THALES: The essence of everything is water and Yahya’s essence is a 3.5 pound gray jelly, which deserves grade A.

PYTHAGORAS: The essence of everything is numbers, and YaHYaY’s number is 38. The square root of 38 divided by golden ratio is 3.8, which rounds up to 4. Thus, Yahya deserves an A.

HERACLITUS: The essence of everything is change. So, you should follow nature and change Yahya’s grade to A.

EPICURUS: Yahya needs peace of mind to be happy. He is not expecting to eat caviar; but he needs an attainable grade, which is A. He is sure that he will maintain his academic agility to handle challenges.

PYRRHO: Neither you, nor Yahya knows anything. Stop grading questionable speculations. Give everyone F.

EPICTETUS: I decline to ask for a grade change… Yahya should accept the reality and be happy.

SOCRATES (Talking through Plato): Though I am not the wisest person in Tucson as you think, let me defend this young man’s quest to get a better grade. Yahya deserves an A, since he learned that he knew nothing before taking your class, and he is now very confused in his cave as you exactly expected him to be.

ARISTOTLE: Yahya’s material cause is earth and water, his formal cause is a male homo-sapien, his efficient cause is a Turkish-Kurdish man and a Persian woman, and his final cause is to know. All men by nature desire to know. Diligent and smart learners deserve A. Yahya is both diligent and smart. Therefore, he deserves an A.

ST ANSELM: Grade A is the greatest academic award in Philosophy 104 than which no greater award can be conceived. Yahya conceives of getting an A. But, conception of A in Yahya’s imagination cannot be greater than its existence in reality. If A existed in reality, then it would be greater than the one in his imagination. Therefore, a grade A for Yahya must exist in reality.

OCKHAM: Shave that B off, and give Yahya an A. It is more difficult to explain B, since you have to explain why you did not give C or A. But, explaining A is much easier: it is just the best. So, choose the less complex explanation for Yahya’s performance in Philosophy 104 and give him an A.
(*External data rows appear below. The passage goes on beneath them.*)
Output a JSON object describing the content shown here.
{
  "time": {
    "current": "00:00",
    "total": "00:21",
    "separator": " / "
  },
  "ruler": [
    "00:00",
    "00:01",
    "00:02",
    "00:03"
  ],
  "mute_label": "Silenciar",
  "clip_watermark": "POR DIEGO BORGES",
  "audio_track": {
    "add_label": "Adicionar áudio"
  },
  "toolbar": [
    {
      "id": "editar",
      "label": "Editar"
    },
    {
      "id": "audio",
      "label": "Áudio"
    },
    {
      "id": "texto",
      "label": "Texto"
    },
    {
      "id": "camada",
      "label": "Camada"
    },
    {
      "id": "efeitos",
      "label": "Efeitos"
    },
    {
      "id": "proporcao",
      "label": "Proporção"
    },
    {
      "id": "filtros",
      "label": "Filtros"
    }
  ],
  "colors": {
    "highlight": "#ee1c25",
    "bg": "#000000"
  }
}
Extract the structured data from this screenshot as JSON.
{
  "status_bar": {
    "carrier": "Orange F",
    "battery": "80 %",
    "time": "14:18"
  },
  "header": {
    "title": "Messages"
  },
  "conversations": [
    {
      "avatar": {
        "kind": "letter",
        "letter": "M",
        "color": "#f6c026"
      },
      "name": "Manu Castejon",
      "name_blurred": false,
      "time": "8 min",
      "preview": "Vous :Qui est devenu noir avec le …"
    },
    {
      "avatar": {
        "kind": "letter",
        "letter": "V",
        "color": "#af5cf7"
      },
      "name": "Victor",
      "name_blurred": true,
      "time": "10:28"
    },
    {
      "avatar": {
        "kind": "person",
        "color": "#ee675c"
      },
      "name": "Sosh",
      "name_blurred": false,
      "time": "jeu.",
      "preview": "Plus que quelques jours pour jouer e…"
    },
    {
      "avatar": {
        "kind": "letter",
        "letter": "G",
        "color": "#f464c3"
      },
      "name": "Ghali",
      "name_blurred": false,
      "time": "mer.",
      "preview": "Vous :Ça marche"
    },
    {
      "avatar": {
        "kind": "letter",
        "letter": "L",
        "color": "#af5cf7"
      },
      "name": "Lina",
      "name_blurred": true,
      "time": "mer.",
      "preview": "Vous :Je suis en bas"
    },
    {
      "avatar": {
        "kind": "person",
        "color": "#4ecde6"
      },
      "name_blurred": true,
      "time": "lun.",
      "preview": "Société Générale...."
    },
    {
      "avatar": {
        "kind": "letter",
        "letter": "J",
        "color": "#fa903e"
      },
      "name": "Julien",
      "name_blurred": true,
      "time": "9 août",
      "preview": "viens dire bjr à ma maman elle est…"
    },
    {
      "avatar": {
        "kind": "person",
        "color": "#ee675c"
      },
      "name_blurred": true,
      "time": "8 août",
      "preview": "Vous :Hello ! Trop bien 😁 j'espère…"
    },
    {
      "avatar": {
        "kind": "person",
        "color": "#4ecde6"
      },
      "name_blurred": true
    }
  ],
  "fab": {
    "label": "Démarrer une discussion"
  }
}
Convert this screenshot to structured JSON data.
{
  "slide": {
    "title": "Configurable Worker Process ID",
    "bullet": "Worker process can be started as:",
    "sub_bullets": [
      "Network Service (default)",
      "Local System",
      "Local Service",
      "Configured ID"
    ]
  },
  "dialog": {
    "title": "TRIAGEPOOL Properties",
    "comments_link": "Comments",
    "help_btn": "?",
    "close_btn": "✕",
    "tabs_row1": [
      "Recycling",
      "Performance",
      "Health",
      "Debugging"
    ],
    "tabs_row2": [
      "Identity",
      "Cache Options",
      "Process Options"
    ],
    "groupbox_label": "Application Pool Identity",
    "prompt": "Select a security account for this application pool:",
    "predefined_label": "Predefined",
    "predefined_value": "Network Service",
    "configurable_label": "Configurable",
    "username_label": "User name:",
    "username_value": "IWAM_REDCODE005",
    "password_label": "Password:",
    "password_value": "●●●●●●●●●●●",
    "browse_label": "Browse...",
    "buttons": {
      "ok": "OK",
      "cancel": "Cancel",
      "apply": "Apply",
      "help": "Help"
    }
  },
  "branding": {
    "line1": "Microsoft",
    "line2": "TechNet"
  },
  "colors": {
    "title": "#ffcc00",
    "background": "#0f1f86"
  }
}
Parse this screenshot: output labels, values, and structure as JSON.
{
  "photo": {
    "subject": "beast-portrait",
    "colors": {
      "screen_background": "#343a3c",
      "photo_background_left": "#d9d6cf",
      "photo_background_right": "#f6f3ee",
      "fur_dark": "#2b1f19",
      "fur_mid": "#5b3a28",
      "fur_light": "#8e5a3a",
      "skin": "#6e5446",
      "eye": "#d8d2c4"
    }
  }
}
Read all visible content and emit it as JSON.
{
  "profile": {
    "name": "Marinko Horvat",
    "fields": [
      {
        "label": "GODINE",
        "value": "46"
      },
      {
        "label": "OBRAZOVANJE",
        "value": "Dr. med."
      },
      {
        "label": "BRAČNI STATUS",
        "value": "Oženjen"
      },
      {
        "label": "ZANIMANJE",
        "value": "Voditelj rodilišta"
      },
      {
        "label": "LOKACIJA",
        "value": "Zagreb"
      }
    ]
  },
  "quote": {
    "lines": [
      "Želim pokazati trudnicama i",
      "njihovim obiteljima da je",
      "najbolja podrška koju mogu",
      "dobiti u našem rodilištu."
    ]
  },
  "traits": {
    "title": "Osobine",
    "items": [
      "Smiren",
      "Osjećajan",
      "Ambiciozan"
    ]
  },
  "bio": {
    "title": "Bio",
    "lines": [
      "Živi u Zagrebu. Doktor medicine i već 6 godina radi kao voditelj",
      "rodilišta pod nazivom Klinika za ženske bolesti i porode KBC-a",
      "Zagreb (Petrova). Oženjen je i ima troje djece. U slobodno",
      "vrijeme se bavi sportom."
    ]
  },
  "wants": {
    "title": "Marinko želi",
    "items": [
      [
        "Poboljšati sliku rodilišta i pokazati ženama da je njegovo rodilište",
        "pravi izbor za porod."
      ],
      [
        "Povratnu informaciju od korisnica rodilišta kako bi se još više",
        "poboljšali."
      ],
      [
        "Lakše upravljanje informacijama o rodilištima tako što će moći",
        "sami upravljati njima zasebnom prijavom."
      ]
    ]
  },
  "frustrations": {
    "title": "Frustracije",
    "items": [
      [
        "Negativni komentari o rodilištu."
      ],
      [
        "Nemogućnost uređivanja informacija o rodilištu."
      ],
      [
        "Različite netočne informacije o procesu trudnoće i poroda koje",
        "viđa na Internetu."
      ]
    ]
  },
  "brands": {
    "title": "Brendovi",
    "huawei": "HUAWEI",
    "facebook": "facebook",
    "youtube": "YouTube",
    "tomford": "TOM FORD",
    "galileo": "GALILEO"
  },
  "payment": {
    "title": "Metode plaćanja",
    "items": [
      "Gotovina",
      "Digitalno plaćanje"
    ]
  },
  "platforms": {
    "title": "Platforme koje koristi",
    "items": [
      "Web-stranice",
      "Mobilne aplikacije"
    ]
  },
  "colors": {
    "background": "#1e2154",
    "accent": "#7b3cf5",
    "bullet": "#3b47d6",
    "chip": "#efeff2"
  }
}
DESCARTES: First, I have to prove my existence, then God, then the world and my body. Cogito ergo sum… I think therefore, I am. Since I did not create myself there must be God. And God will not allow the evil daemon play with my mind; thus I have body and the world is real. As for Yahya, it contains two letter A, not a single B.

HOBBES: Yahya is intrinsically selfish and ruthless; you cannot change him. So your attempt to give him B to teach him a lesson is futile.

LOCKE: Yahya’s primary qualities are handsome, strong and smart; yet his secondary qualities smell bad and taste funny. Change your grade according to his primary qualities. According to the academic contract, students have the right to replace their instructors if they are not happy with them and their grades.

MİLL: The pleasure and happiness that Yahya would certainly get from receiving an A and the pain that he and his family would avoid are much greater than the pain and suffering caused by 1/4th of the 1/30000 grade inflation it might cause in the University of Arizona. So, you should please Yahya and his family.

KANT: If you universalize Yahya’s demand for grade change, then every student should receive an A, which defeats the purpose. So, Yahya should accept the fact that he is not the exception in the rule.

MARX: From everyone according to their capacity, to everyone according to their need. Yahya needs an A; just ask him.

RAWLS: By giving an A, you do not do injustice, but by a B, you might. Behind the veil of ignorance, imagine that you could be a student like Yahya.

Dead philosophers aside, I really think that I did not get what I deserve, both for my hard work and my performance on the final. I do not want you to think that my opinion of you would change even if you do not listen to my plea. I was very impressed by you and your T.A, Anne, who took her time to help me prepare for the final.


Yahya Yuksel

PS: Soon after sending this email, Yahya received an email from the instructor with good news: his grade would be changed from B to an A. However, the instructor added the following note: the grade change was needed because it was a typo or data-entry error; he had already received and A in her book.